The news was helpfully relayed to the packed hearing in Trenton by Sen. Christopher "Kip" Bateman (R., Somerset), whose support Garden State Equality had hoped for.
The game-changing call for a referendum, as well as Christie's newly explicit vow to veto the bill, not only gives Bateman and his fellow Republicans a magical expanse of middle ground, it also backs the Democrats into a corner.
It enables the GOP in "liberal" New Jersey to avoid explicitly opposing marriage equality. The party can simply watch its likely demise. After all, this is America. Why not let the people speak?
Marriage-equality supporters, meanwhile, are in the unenviable position of having to make the case for why voters shouldn't directly decide this issue.
Not that the Senate Democrats were caught off-guard by Christie's supremely shrewd move. After Bateman's revelation, journalists were quickly apprised that New Jersey's last civil-rights referendum, in 1915, rejected women's right to vote.
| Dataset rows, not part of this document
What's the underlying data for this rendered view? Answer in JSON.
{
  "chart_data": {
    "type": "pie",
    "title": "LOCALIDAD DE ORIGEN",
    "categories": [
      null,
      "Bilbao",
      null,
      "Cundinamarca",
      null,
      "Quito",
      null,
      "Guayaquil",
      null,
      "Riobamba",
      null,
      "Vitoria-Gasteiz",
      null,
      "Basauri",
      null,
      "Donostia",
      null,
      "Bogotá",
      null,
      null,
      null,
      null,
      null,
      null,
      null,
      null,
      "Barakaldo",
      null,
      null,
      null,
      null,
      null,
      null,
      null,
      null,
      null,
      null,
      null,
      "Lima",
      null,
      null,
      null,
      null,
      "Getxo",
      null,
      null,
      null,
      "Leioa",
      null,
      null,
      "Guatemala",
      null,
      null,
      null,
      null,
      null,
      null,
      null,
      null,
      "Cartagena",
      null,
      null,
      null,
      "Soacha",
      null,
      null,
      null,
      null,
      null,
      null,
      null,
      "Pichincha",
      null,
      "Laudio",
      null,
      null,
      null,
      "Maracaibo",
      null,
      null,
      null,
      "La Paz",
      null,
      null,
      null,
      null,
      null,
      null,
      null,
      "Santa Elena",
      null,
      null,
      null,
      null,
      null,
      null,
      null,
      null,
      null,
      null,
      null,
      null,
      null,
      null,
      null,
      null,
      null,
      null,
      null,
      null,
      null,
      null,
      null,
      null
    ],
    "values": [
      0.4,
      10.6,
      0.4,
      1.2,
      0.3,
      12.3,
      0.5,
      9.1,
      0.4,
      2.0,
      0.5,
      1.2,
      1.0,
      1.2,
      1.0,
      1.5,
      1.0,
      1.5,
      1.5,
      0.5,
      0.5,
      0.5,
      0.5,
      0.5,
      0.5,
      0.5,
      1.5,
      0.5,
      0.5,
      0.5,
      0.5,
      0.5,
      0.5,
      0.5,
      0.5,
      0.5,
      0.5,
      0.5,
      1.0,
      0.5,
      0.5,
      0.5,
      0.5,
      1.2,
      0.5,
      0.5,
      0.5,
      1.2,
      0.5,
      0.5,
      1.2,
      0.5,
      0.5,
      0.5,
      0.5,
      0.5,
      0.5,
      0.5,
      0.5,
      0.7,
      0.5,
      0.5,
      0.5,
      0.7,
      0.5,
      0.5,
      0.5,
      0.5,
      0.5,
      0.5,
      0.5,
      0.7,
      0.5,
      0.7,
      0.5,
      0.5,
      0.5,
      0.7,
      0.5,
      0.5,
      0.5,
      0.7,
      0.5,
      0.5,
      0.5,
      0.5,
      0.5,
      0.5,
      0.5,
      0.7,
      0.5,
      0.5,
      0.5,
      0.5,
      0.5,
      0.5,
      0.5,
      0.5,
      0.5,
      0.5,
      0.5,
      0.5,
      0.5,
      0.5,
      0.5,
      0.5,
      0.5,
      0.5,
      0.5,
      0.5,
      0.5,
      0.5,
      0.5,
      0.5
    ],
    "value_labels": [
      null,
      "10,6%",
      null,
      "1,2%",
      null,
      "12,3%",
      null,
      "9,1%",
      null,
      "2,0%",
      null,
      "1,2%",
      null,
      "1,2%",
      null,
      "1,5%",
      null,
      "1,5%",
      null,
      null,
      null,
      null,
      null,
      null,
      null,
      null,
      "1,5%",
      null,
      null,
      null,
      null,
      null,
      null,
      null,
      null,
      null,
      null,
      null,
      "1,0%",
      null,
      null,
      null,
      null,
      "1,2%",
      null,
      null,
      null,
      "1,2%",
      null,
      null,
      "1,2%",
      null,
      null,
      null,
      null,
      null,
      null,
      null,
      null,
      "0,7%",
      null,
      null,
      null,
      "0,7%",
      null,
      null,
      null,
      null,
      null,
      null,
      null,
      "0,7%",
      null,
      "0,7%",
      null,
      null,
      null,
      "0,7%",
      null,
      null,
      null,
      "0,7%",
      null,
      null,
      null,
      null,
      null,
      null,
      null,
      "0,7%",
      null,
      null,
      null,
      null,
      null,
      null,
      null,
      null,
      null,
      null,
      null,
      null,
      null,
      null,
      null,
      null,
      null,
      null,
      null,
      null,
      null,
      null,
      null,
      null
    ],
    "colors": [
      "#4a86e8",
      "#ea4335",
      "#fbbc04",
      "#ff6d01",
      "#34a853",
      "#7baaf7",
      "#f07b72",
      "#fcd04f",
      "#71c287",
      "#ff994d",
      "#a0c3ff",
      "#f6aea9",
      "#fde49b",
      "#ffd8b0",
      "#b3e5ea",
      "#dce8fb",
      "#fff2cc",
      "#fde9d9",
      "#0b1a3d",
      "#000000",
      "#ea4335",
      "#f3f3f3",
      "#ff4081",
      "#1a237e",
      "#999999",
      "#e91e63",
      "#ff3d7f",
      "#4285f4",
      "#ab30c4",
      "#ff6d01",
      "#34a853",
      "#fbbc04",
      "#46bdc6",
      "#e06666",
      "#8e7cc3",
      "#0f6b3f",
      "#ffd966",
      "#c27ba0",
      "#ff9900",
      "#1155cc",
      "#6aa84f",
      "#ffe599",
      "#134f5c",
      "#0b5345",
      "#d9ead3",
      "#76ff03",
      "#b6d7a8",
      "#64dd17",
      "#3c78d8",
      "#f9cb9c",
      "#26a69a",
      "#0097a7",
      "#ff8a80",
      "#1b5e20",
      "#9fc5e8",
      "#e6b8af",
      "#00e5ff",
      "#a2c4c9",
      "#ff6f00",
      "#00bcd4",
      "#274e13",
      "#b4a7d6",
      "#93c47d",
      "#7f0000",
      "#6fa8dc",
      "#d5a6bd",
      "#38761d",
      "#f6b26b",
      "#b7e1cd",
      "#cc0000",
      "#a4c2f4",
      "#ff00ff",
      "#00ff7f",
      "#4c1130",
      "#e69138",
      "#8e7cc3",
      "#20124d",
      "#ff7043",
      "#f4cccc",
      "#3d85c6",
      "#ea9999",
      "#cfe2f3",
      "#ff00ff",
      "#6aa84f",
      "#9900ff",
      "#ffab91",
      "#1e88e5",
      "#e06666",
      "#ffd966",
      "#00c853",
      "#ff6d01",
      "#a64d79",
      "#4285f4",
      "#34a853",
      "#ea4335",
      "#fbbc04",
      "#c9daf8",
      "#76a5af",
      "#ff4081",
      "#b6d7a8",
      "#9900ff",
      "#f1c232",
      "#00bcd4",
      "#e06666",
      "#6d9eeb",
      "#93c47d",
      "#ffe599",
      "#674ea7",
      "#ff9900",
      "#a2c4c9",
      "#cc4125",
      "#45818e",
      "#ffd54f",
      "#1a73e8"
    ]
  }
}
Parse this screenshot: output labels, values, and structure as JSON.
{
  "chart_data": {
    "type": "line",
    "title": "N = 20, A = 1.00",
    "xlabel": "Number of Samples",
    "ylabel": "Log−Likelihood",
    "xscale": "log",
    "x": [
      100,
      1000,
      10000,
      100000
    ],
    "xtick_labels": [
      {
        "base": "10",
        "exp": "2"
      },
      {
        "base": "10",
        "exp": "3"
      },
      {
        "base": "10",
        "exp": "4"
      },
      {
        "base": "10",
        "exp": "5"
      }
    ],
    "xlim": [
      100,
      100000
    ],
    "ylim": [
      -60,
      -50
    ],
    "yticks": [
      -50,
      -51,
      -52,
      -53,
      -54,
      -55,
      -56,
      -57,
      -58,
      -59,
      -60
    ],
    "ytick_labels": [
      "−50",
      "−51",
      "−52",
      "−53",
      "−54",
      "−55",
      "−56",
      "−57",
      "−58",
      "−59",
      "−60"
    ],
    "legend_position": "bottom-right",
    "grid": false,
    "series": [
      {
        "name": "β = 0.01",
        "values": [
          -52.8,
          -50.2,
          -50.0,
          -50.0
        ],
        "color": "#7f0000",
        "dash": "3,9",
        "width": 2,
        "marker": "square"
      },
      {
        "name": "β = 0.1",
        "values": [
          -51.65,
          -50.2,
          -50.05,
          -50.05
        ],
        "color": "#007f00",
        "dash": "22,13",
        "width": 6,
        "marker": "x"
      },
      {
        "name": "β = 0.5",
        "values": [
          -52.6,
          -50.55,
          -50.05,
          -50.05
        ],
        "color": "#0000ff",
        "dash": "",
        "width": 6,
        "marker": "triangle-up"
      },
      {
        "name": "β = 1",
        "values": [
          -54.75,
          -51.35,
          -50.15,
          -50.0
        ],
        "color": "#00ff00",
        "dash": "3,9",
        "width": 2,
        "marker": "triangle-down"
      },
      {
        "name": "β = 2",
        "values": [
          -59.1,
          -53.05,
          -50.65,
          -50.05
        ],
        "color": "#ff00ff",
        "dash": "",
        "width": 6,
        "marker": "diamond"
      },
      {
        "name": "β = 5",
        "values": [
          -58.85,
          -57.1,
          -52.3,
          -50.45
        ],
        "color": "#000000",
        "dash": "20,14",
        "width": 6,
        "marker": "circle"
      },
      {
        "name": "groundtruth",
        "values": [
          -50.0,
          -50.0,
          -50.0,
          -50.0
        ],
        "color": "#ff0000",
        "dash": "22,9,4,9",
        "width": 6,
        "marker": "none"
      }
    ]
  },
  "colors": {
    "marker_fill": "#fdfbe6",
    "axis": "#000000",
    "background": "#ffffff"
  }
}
And Senate President Steve Sweeney, the Gloucester County Democrat who has morphed into a marriage-equality champion, readily abandoned his relatively temperate initial comments for a frontal assault Wednesday.
"A rookie mistake" is how Sweeney characterized Christie's move, which he also described as a blatant attempt to placate the GOP's influential antigay constituency.
Senator, you are so right.
Whatever its tactical brilliance, Christie's move ignores the fact that unlike in centuries past, we no longer force certain citizens to endure a de facto popularity contest.
That's what politicians, whom we choose to make decisions on such things as marriage equality, volunteer to do on our behalf. And if we don't like them, we tell them on Election Day.
In calling for an American Idol-style yea-nay about the private lives of thousands of New Jerseyans, Christie seems to have forgotten something.
"We are debating about the lives of real people," the bill cosponsor, Sen. Loretta Weinberg, told the hearing.
Marriage equality, the Bergen County Democrat added, is about "people we all know, love and respect."